Sagimet Biosciences Inc.

06/10/2025 | Press release | Distributed by Public on 06/10/2025 15:17

Management Change/Compensation (Form 8-K)

Item 5.02. Departure of Directors or Certain Officers; Election of Directors; Appointment of Certain Officers; Compensatory Arrangements of Certain Officers.

On June 6, 2025, Sagimet Biosciences Inc. (the "Company") entered into amended and restated executive employment agreements with certain of its executive officers pursuant to which certain severance provisions were modified to align with market practices, including a second amended and restated executive employment agreement with its principal executive officer, David Happel (the "Happel Agreement"), an amended and restated executive employment agreement with its principal financial officer, Thierry Chauche (the "Chauche Agreement"), and a second amended and restated executive employment agreement with its named executive officer, Eduardo Bruno Martins, M.D., D.Phil. (the "Martins Agreement", together with the Happel Agreement and the Chauche Agreement, the "Amended Agreements"). Capitalized terms as used herein are defined in the respective Amended Agreements.

Happel Agreement

The Happel Agreement provides that, upon a termination of Mr. Happel's employment without Cause by the Company or resignation for Good Reason by Mr. Happel, in each case, on or within 12 months after the occurrence of the first event constituting a Change in Control, Mr.

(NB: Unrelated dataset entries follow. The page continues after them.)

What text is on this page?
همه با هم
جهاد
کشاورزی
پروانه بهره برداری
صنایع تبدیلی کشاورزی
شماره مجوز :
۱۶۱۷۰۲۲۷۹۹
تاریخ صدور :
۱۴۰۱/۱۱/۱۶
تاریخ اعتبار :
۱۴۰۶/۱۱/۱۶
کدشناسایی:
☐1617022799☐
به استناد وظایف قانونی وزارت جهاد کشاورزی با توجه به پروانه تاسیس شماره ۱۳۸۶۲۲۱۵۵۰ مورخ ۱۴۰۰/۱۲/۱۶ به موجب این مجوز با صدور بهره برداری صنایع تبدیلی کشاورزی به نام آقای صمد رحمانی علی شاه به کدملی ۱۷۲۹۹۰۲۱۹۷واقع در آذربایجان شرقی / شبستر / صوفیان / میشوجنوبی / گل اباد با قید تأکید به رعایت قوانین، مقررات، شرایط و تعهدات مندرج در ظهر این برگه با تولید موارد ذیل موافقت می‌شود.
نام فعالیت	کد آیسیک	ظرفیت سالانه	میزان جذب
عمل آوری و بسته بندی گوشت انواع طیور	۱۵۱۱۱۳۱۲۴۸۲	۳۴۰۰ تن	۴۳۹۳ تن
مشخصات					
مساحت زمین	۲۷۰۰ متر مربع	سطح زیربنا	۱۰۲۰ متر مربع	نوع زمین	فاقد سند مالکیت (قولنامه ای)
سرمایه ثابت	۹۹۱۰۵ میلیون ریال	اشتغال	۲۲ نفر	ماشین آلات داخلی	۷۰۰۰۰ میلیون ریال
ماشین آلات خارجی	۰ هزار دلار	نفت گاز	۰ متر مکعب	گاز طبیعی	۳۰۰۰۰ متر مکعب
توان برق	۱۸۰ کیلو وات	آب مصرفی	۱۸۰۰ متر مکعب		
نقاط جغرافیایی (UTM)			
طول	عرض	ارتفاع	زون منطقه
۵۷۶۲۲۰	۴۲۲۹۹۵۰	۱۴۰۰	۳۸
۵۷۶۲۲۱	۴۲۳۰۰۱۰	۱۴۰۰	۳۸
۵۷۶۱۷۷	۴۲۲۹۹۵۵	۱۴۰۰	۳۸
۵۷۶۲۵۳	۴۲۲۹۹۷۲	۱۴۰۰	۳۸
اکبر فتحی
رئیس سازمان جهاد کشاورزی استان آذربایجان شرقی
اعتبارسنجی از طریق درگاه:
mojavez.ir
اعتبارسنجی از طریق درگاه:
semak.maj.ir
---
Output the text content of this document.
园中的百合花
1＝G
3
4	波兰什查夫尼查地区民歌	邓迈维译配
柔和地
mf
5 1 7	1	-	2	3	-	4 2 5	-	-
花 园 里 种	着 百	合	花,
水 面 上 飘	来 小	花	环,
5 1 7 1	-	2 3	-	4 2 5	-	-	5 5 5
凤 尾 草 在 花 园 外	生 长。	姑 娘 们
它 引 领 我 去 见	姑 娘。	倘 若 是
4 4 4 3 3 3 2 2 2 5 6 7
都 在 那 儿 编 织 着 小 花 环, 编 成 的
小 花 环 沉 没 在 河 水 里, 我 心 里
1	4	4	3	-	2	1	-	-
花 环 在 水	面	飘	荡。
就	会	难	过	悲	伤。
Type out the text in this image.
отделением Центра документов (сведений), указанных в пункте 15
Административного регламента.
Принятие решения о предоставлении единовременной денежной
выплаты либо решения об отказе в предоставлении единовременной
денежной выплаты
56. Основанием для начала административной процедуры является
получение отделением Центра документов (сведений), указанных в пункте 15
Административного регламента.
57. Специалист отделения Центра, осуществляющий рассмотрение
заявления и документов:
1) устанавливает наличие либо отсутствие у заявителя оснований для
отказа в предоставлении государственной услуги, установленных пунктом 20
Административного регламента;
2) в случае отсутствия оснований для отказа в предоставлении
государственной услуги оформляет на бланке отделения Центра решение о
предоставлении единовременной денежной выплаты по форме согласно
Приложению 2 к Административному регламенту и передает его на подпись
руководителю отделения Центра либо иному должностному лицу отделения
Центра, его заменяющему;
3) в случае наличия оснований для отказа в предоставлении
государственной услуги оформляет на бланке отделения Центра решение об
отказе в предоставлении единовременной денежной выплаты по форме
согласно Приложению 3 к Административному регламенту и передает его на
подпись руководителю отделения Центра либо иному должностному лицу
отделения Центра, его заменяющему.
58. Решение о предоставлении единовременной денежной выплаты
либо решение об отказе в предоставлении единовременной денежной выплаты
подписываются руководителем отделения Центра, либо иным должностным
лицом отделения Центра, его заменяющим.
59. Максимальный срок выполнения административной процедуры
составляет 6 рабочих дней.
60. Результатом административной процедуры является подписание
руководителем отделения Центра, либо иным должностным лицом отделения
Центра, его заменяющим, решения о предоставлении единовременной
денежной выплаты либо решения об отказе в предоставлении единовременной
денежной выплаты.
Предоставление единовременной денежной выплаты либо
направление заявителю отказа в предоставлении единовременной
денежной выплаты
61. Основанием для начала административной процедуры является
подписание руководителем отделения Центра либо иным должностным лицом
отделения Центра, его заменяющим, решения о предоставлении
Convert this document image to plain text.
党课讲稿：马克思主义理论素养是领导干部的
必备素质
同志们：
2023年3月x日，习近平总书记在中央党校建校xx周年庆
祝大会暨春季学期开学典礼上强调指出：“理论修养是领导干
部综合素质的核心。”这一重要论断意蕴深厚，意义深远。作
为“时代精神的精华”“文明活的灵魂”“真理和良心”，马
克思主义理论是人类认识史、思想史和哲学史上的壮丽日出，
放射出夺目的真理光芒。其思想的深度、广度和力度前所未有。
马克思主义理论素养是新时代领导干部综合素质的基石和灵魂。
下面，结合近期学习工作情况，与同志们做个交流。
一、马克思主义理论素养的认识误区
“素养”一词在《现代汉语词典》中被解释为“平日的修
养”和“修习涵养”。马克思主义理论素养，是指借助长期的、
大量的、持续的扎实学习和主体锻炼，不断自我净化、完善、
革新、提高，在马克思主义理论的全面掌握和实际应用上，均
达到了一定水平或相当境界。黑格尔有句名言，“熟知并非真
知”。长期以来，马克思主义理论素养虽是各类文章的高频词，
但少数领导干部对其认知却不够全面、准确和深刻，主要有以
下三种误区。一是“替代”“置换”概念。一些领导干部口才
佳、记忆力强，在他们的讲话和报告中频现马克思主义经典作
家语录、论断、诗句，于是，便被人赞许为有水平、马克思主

Happel is entitled to receive: (i) the sum of (A) 24 months of his base salary; plus (B) an amount equal to 24 months of his Target Bonus plus (C) his Target Bonus for the then-current year, prorated to reflect the number of days Mr. Happel worked at the Company during the applicable year; (ii) if Mr. Happel elects coverage under Consolidated Omnibus Budget Reconciliation Act of 1985, as amended (or equivalent state law) ("COBRA"), the Company shall pay to the group health plan provider or COBRA provider a monthly payment equal to both the monthly employee and the monthly employer contribution that the Company would have made to provide health insurance to Mr. Happel if Mr. Happel had remained employed by the Company until the earliest of (A) the 24 month anniversary of the date of Mr. Happel's termination; (B) the date Mr. Happel becomes eligible for group medical plan benefits under any other employer's group medical plan; or (C) the cessation of Mr. Happel's health continuation rights under COBRA; (iii) all stock options and other stock-based awards held by Mr. Happel that are subject vesting shall immediately accelerate and become fully vested and exercisable or nonforfeitable; and (iv) all stock options held by Mr. Happel that are vested as of the date of Mr. Happel's termination of employment shall remain exercisable until the earlier of the date that is 12 months following the date of Mr. Happel's termination or the expiration date of such stock option.

Chauche Agreement

The Chauche Agreement provides that, upon a termination of Mr. Chauche's employment without Cause by the Company or resignation for Good Reason by Mr. Chauche, in each case, on or within 12 months after the occurrence of the first event constituting a Change in Control, Mr. Chauche is entitled to receive: (i) the sum of (A) 15 months of his base salary; plus (B) an amount equal to 15 months of his Target Bonus; plus (C) his Target Bonus for the then-current year, prorated to reflect the number of days Mr. Chauche worked at the Company during the applicable year; (ii) if Mr. Chauche elects coverage under COBRA, the Company shall pay to the group health plan provider or COBRA provider a monthly payment equal to both the monthly employee and the monthly employer contribution that the Company would have made to provide health insurance to Mr. Chauche if he had remained employed by the Company until the earliest of (A) the 15 month anniversary of the date of Mr. Chauche's termination; (B) the date Mr. Chauche become eligible for group medical plan benefits under any other employer's group medical plan; or (C) the cessation of Mr. Chauche's health continuation rights under COBRA; (iii) all stock options and other stock-based awards held by Mr. Chauche that are subject vesting shall immediately accelerate and become fully vested and exercisable or nonforfeitable; and (iv) all stock options held by Mr. Chauche that are vested as of the date of Mr. Chauche's termination of employment shall remain exercisable until the earlier of the date that is 12 months following the date of Mr. Chauche's termination or the expiration date of such stock option.